Taylor’s power law (TPL) can be applied to the mean-variance relationship for various quantities, e.g., population densities over space and time, biomass of plants in the growth processes, developmental rates and growth rates of arthropods at different temperatures, etc. When TPL holds in the grouped data (e.g., the biomass of plants at different investigation times with limited replicates at each investigation), we must consider the heterocedasticity when carrying out the parameter estimation for a given mathematical model. We propose two new target functions based on TPL and attempt to more accurately estimate the model parameter(s). By capturing the mean-variance relationship, the accuracy of parameter estimation and the power of hypothesis testing are improved compared to the traditional methods which assume homogeneous variance. Five approaches, including ordinary least squares (OLS), chi-squared (χ2), weighted least squares (WLS), psi-squared (ψ2) and maximum likelihood estimation (MLE), are compared under both linear and nonlinear scenarios regarding the prediction accuracy using both computer simulations and experimental data. We further simulate irregular measurements on the predictors to examine the robustness of parameter estimation. In computer simulations, psi-squared, WLS, and MLE outperform OLS and chi-squared with respect to parameter estimation.

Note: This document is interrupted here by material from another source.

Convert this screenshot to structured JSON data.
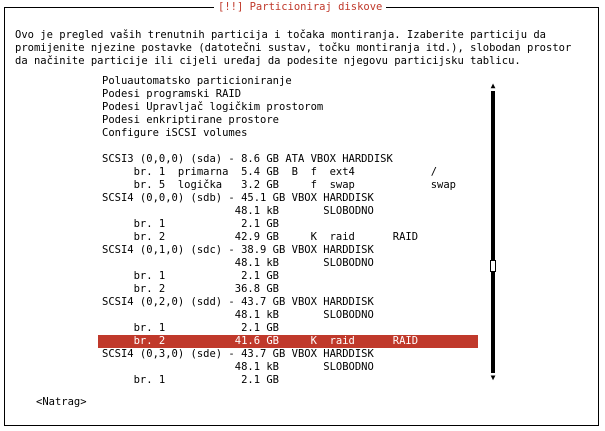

In the simulation study of irregular measurements, psi-squared and MLE outperform WLS when the sample mean is smaller than the population mean. On the other hand, WLS outperforms psi-squared and MLE when the sample mean is larger than the population mean. Psi-squared has an advantage over MLE when large irregular deviations are present. This study strongly suggests using psi-squared and WLS in place of OLS or chi-squared for both linear and nonlinear regressions, the choice of method depending on the observations.